❖12❖ Из чего сделаны девочки... ❖1 часть❖
25 февраля 2022 г. в 07:32
Примечания:
Из чего только сделаны девочки?
Из конфет и пирожных
И сластей всевозможных.
Из чего только сделаны барышни?
Из булавок, иголок,
Из тесёмок, наколок.
© Самуил Маршак - О мальчиках и девочках
Думаю, в случае Севики и Джинкс к этому стандартному можно добавить еще порох, бензин, ножи, взрывы и неприятности. Присыпать сверху фейерверками, с небольшим количество психических расстройств и готово к подаче.
До этого, Паудер таскала нож для вскрытия писем с письменного стола Силко, но мужчина начал убирать его в ящик, закрывая на замок.
… как и опасную бритву, которой он избавлялся от редкой растительности на живой половине лица, не покрытой шрамами.
Затем, Силко перестал оставлять Пау один на один с Синджедом, зная, что док точно не будет прятать от нее колюще-режущие предметы. Именно Синджед, демоны его раздери, и подарил Паудер ее опасную привычку.
И вот, Севика поймала девочку после того, как та стащила нож для фруктов с кухни «Last drop».
Паудер бочком-бочком пробиралась к лестнице, стараясь быть максимально незаметной, когда чужая рука схватила ее за шиворот и вздернула вверх.
В мгновение ока, Пау оказалась лицом к лицу с помощницей отца, подозрительно сверлящей ее взглядом.
— Похихикаем? Между нами, девочками?
Опасный тон Севики, а так же жесткий захват в который она сцапала Пау, не давая той даже дернуться лишний раз, не оставлял никаких сомнений — влетит Паудер от души.
Если судить по тому, как ее лупила Севика, душа у этой женщины была более чем широкая.
— Итак.
В мгновение ока они оказались в подсобке за баром, где Севика нажала включатель освещения плечом, не выпуская добычу, — в лице дочери босса, — из рук. Только вот наводящих вопросов задавать не стала.
Севика вообще не любила что-то спрашивать. Она предпочитала действовать. Делать. Бить.

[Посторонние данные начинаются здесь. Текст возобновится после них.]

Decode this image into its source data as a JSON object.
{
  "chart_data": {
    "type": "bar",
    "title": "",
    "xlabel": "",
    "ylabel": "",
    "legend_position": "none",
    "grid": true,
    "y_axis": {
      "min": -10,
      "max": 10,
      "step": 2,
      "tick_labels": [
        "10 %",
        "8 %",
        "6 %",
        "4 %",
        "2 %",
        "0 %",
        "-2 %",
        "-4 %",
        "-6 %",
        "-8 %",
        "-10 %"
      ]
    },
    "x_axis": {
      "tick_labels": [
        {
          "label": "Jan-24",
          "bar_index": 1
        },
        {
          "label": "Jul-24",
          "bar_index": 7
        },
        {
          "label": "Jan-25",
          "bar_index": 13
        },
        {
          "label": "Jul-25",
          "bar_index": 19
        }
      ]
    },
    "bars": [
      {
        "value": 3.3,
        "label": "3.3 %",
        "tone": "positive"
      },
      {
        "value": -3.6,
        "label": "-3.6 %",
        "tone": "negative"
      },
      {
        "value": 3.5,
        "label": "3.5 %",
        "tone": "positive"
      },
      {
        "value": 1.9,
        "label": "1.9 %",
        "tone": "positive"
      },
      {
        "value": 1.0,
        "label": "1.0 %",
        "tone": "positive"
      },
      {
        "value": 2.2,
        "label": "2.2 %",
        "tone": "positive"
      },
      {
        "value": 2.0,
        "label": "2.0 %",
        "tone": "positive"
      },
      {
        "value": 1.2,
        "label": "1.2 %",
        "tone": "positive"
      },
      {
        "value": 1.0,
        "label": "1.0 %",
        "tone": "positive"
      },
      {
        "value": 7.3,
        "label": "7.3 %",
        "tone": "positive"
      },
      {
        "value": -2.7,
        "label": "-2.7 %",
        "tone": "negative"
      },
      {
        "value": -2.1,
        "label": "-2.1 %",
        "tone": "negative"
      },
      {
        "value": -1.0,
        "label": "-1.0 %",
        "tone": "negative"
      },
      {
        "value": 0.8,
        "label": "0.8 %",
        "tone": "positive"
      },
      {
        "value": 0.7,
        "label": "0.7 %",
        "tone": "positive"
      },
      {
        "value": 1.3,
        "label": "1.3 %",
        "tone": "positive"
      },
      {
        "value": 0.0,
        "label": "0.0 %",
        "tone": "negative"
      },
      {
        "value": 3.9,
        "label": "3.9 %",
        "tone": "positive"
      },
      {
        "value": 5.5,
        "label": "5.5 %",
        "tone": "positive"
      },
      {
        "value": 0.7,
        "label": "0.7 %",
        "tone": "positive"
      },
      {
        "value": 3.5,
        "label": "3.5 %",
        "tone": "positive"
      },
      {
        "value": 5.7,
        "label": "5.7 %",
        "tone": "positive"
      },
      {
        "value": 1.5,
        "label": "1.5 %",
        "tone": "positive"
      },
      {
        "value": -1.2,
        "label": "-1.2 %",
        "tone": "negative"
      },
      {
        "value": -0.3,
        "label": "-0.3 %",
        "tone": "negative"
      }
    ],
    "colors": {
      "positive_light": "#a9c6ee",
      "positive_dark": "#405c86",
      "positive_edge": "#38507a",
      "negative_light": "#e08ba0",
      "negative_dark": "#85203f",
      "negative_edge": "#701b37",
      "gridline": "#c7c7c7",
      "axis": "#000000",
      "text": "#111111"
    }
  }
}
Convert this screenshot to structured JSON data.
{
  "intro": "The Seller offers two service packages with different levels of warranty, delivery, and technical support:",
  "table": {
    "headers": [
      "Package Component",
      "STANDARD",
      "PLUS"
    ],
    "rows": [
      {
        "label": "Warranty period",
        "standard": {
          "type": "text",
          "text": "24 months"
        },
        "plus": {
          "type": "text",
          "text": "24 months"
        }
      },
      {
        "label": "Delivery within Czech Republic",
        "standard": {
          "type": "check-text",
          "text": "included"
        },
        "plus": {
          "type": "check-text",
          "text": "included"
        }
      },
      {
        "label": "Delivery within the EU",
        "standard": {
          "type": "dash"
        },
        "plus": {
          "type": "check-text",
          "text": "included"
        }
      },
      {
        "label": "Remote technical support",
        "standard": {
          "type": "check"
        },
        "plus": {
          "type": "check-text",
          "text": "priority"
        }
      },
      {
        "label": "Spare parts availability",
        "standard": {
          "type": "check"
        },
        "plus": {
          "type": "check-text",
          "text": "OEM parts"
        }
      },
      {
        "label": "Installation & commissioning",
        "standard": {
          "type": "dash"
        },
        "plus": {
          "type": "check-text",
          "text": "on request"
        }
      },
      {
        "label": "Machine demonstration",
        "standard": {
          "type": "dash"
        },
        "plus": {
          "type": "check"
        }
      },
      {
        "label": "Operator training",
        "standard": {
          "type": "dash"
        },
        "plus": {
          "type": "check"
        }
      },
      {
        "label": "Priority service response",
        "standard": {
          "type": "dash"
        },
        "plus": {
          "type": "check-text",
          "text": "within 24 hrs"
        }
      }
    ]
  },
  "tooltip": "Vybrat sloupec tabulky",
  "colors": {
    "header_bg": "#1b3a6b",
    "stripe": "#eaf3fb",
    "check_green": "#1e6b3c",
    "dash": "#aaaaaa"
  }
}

И сейчас, помощница Силко крепко схватила Паудер за талию, пару раз встряхнув ребенка с силой, достаточной чтобы расстаться даже с содержимым желудка, что уж говорить про содержимое карманов.
На пол посыпались мелкие детали и весь мусор, какой только можно встретить в карманах у любого ребенка:
Пара почти пустых зажигалок, масляные мелки, мятый и грязный носовой платок с монограммой химбарона в виде стилизованного глаза, несколько палочек-химических источников света, три или четыре разноцветных резинки для волос, запасные носки, запакованная в обертку из шелковой бумаги сигара Силко, устройство поджига из зажигалки, десяток монет самого мелкого номинала, дорогие контрабандные конфеты в ярких шелестящих обертках, крохотная бутылочка ярко-розового антисептика для разбитых коленей и локтей, ракушки, перышки, камешки, крышки от бутылок газировки, пружины, шестеренки, болты и гайки…
… и острый маленький нож для чистки фруктов, тут же поймавший опасный хищный отблеск от химической лампы, освещающей подсобку.
— Так.
У Севики будто даже пошел дым из ушей и короткие волоски на шее от злости встали дыбом.
— Что отец тебе об этом говорил, а? Что Силко тебе говорил, сопливое, тупое, злобное недоразумение?!
С каждым новым словом, Севика снова встряхивала Паудер, теперь уж точно планируя вытрясти из той еще и душу.
[или она, скорее, надеялась услышать, как катаются внутри чужой черепной коробки куцые мозги?]
Три месяца назад Паудер закричала бы, заплакала, а потом точно ушла бы в себя на пару дней. Сейчас Пау просто вся сжалась и теперь пережидала, пока помощница ее отца выплеснет весь свой гнев.
— За что ты снова решила себя наказать, а? Хули ты себя режешь снова и снова? Да, если не хватает острых ощущений — ты только скажи и я тебе их устрою!
К матам, Севика, к слову, прибегала довольно редко, предпочитая просто говорить грубости и гадости.
[Силко не одобрял сквернословия]
Однако Паудер обладала просто уникальной способностью доводить ее до состояния белого каления.
— Я папе расскажу, что ты при мне ругалась.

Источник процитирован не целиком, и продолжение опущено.